La cimenterie Dangote qui n’entend guère s’arrêter en si bon chemin compte, annonce Serigne Mbacké Dieng, mener d’autres actions autour de la santé et de l’éducation dans le cadre de la Responsabilité sociétale d’entreprise (Rse). «Nous allons aider des enfants de familles démunies à obtenir des bourses d’école.
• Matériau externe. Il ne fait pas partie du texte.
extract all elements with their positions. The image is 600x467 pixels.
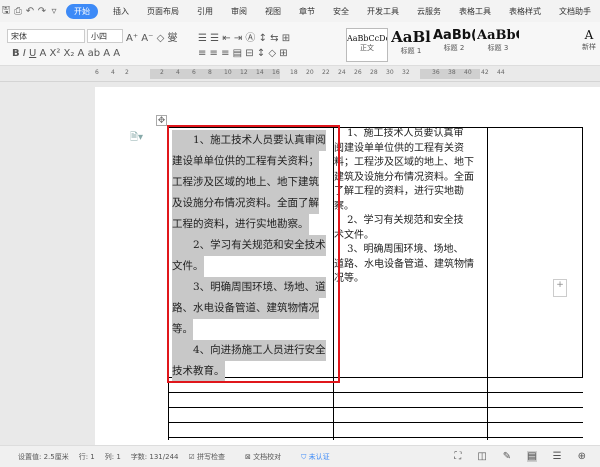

Mais tout cela va avoir lieu dans un cadre concerté, qui va intégrer tous les villages et les communes qui sont impactés par l’activité de la cimenterie à travers un comité de dialogue intercommunautaire à travers lequel chacun va présenter ses doléances, et nous allons agir en conséquence», confie M. Dieng qui ne manque pas de souligner que la Rse répond également à une «préoccupation de la direction des Mines qui demande à chaque industrie extractive de répondre activement aux besoins et préoccupations de la localité où elle opère». Pour dire, selon lui, que «le meilleur est à venir». Le maire de la commune de Keur Moussa, Momar Ciss, a pour sa part joint sa voix à celle de Serigne Mbacké Dieng, pour dire que dans le cadre de la Rse, «une réunion s’est tenue avec les autorités de Dangote pour mettre en place un comité de pilotage chargé de gérer toutes les réalisations à l’actif de la cimenterie Dangote qui fait beaucoup de choses dans la discrétion, également tout ce qu’elle fera pour les populations impactées dans sa zone d’intervention».
Ouverte en 2015, l’usine Dcs assure à présent une production annuelle de ciment d’1 million de tonnes.